Der Tatbestand des § 7 Abs. 2 Nr. 2 UWG ist erfüllt. Die Darlegungs- und Beweislast für die vorherige ausdrückliche Einwilligung des Verbrauchers liegt nach dem Wortlaut dieser Norm bei dem Werbenden, hier also bei der Beklagten. Dem ist die Beklagte nicht nachgekommen.
Schließlich ist die Wiederholungsgefahr für diesen Unterlassungsanspruch nicht dadurch entfallen, dass die Firma A vor dem Landgericht Offenburg rechtskräftig zur Unterlassung verurteilt worden ist. Wie bereits dargelegt, statuiert die Vorschrift des § 8 Abs. 2 UWG eigene Ansprüche gegen den Unternehmer, deren Schicksal von denen gegen den unmittelbar Handelnden unabhängig ist.
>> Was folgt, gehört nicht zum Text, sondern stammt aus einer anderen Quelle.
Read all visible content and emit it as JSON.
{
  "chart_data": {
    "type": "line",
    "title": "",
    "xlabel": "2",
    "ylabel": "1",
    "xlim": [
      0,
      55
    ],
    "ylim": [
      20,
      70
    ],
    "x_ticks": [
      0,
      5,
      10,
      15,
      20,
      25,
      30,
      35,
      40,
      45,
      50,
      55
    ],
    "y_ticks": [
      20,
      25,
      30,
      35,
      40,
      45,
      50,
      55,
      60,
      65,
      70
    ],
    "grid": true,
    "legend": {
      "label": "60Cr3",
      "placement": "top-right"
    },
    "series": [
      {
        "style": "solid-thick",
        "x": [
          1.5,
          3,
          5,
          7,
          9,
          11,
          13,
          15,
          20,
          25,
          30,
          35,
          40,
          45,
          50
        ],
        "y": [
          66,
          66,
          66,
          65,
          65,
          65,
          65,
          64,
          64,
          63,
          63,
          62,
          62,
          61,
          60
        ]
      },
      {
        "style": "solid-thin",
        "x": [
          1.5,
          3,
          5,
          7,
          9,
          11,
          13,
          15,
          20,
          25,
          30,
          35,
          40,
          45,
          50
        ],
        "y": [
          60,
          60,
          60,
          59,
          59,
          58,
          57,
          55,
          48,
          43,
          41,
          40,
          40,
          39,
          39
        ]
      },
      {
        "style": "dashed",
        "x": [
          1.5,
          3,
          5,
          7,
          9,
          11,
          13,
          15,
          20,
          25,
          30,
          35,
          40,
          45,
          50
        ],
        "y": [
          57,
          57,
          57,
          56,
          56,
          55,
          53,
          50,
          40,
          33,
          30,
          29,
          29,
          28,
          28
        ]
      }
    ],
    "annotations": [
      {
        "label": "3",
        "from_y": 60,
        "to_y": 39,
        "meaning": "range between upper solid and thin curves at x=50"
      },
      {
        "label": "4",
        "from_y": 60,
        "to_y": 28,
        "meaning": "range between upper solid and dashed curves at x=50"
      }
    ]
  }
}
Die Kostenentscheidung beruht auf § 97 Abs. 1 ZPO, die über die vorläufige Vollstreckbarkeit auf §§ 708 Nr. 10, 711 ZPO.
Die Voraussetzungen für eine Zulassung der Revision (§ 543 Abs. 2 ZPO) liegen nicht vor. Maßgebend für die getroffene Entscheidung waren die konkreten Umstände des vorliegenden Einzelfalles, die das Gericht auf der Grundlage anerkannter Rechtsgrundsätze bewertet hat.